We use those purple "bin shoppin' " tubs that you can buy at Superstore - my husband lays them out in the back of the car, and then we fill them from the shopping cart. Many of the things you buy at Costco are in bulk anyway (i.e. flats of juice or canned soup) so bags are irrelevant.

Hmmm... save money AND the environment! Guess we'll keep shopping there :-)

Cloth Shopping Bags

I'm addicted to those cloth shopping bags. I'll admit it - I buy more than I need. I prefer the black or dark coloured ones, with less prominent store branding. I use them for so many things that I never really mind if I've forgotten to bring one and have to buy another (oh well!!).

I was in Superstore the other day and I added a cloth shopping bag to my pile of purchases. Get this - the cashier rang it through and moved it to the "paid" side of her till, where she proceeded to shove it into a plastic bag.

(????)

ME: "um, excuse me - I don't need the plastic bag - that's why I bought the cloth one."

She laughed awkwardly, apologized, and corrected her mistake.

It made me yet more aware of the broad range in our society of "green" living - from not green at all to obsessively so. I fall somewhere in between. I'm comfortable with that, because it's a lifestyle I can sustain, and I am inspired and motivated to improve in little ways here and there.

Like reminding a cashier about the cloth shopping bag.

Banning Plastic Bags

Why not??? It's already done in South Australia and San Fransisco, among other places I'm sure.
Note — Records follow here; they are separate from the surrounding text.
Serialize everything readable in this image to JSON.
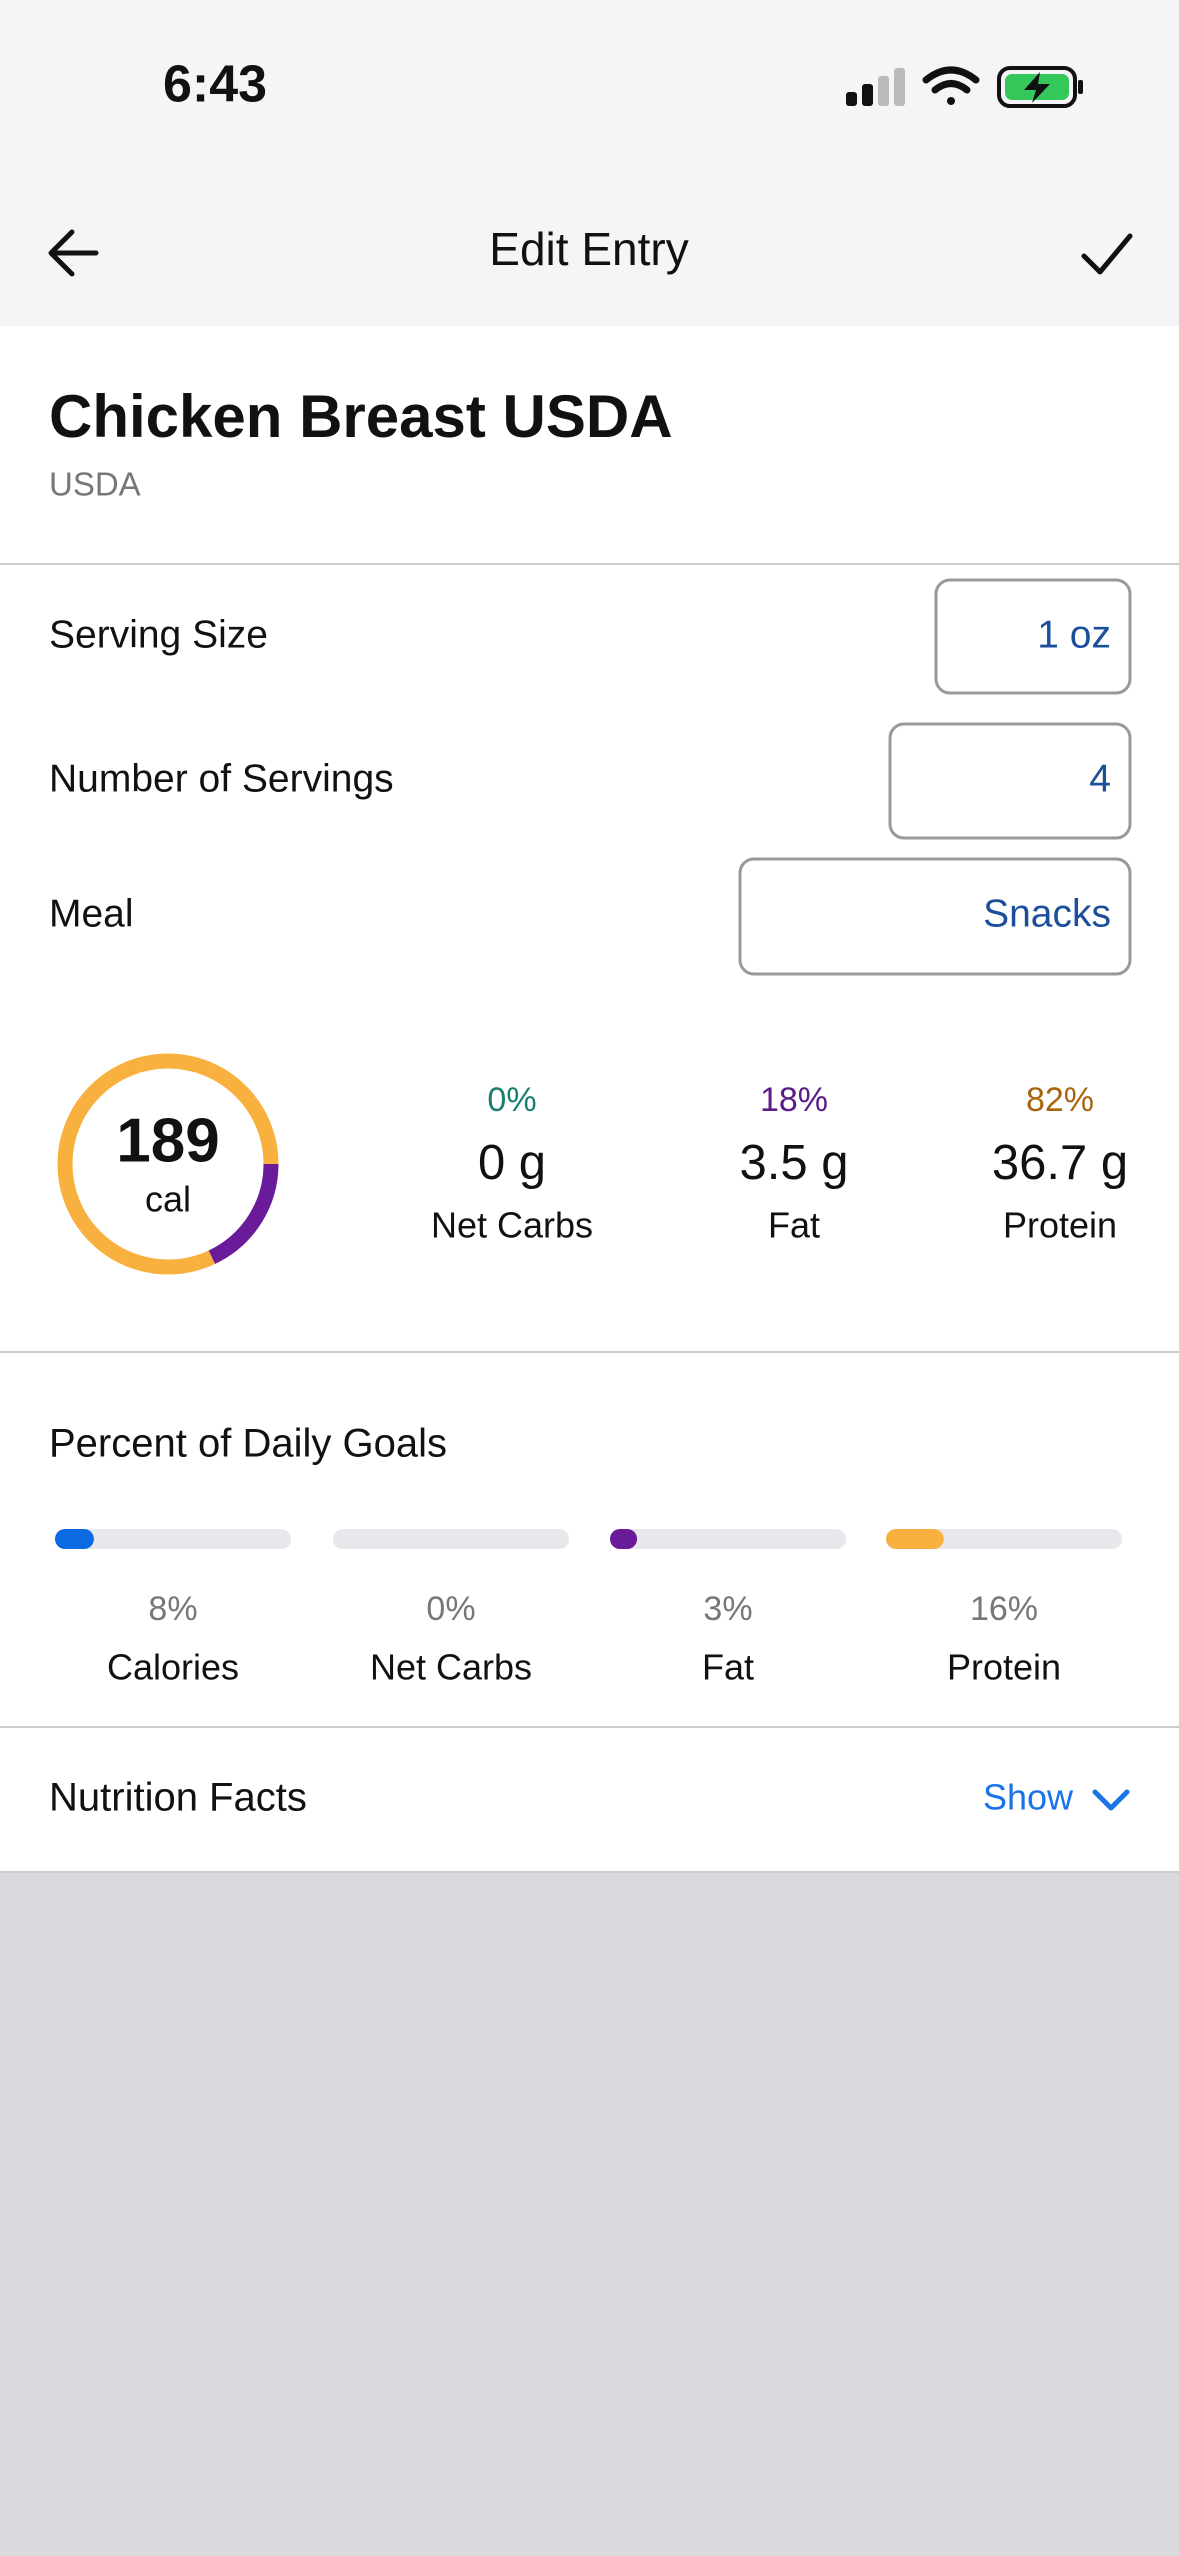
{
  "status_bar": {
    "time": "6:43"
  },
  "nav": {
    "title": "Edit Entry"
  },
  "food": {
    "name": "Chicken Breast USDA",
    "source": "USDA"
  },
  "form": {
    "rows": [
      {
        "label": "Serving Size",
        "value": "1 oz"
      },
      {
        "label": "Number of Servings",
        "value": "4"
      },
      {
        "label": "Meal",
        "value": "Snacks"
      }
    ]
  },
  "summary": {
    "calories": 189,
    "calories_unit": "cal",
    "macros": [
      {
        "name": "Net Carbs",
        "percent": 0,
        "percent_label": "0%",
        "amount": "0 g",
        "label_color": "#1a7f6e",
        "ring_color": "#1a7f6e"
      },
      {
        "name": "Fat",
        "percent": 18,
        "percent_label": "18%",
        "amount": "3.5 g",
        "label_color": "#5b1a8a",
        "ring_color": "#6a1b9a"
      },
      {
        "name": "Protein",
        "percent": 82,
        "percent_label": "82%",
        "amount": "36.7 g",
        "label_color": "#a8650e",
        "ring_color": "#f8b13e"
      }
    ]
  },
  "daily_goals": {
    "title": "Percent of Daily Goals",
    "items": [
      {
        "name": "Calories",
        "value": 8,
        "value_label": "8%",
        "color": "#0a6ae0"
      },
      {
        "name": "Net Carbs",
        "value": 0,
        "value_label": "0%",
        "color": "#1a7f6e"
      },
      {
        "name": "Fat",
        "value": 3,
        "value_label": "3%",
        "color": "#6a1b9a"
      },
      {
        "name": "Protein",
        "value": 16,
        "value_label": "16%",
        "color": "#f8b13e"
      }
    ]
  },
  "nutrition_facts": {
    "title": "Nutrition Facts",
    "action": "Show"
  }
}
Surrey Mayor Dianne Watts said on the news tonight that she thinks that banning bags alone is not the answer, and that there should be a more comprehensive strategy in place to ban other things as well (Styrofoam, etc.). Obviously I don't know as much about this issue as she does, but it seems to me that banning just bags now and other things later is better for the environment than waiting to ban anything.

My guess is it's a cost issue? (Or is my ignorance showing?) I guess only time will tell.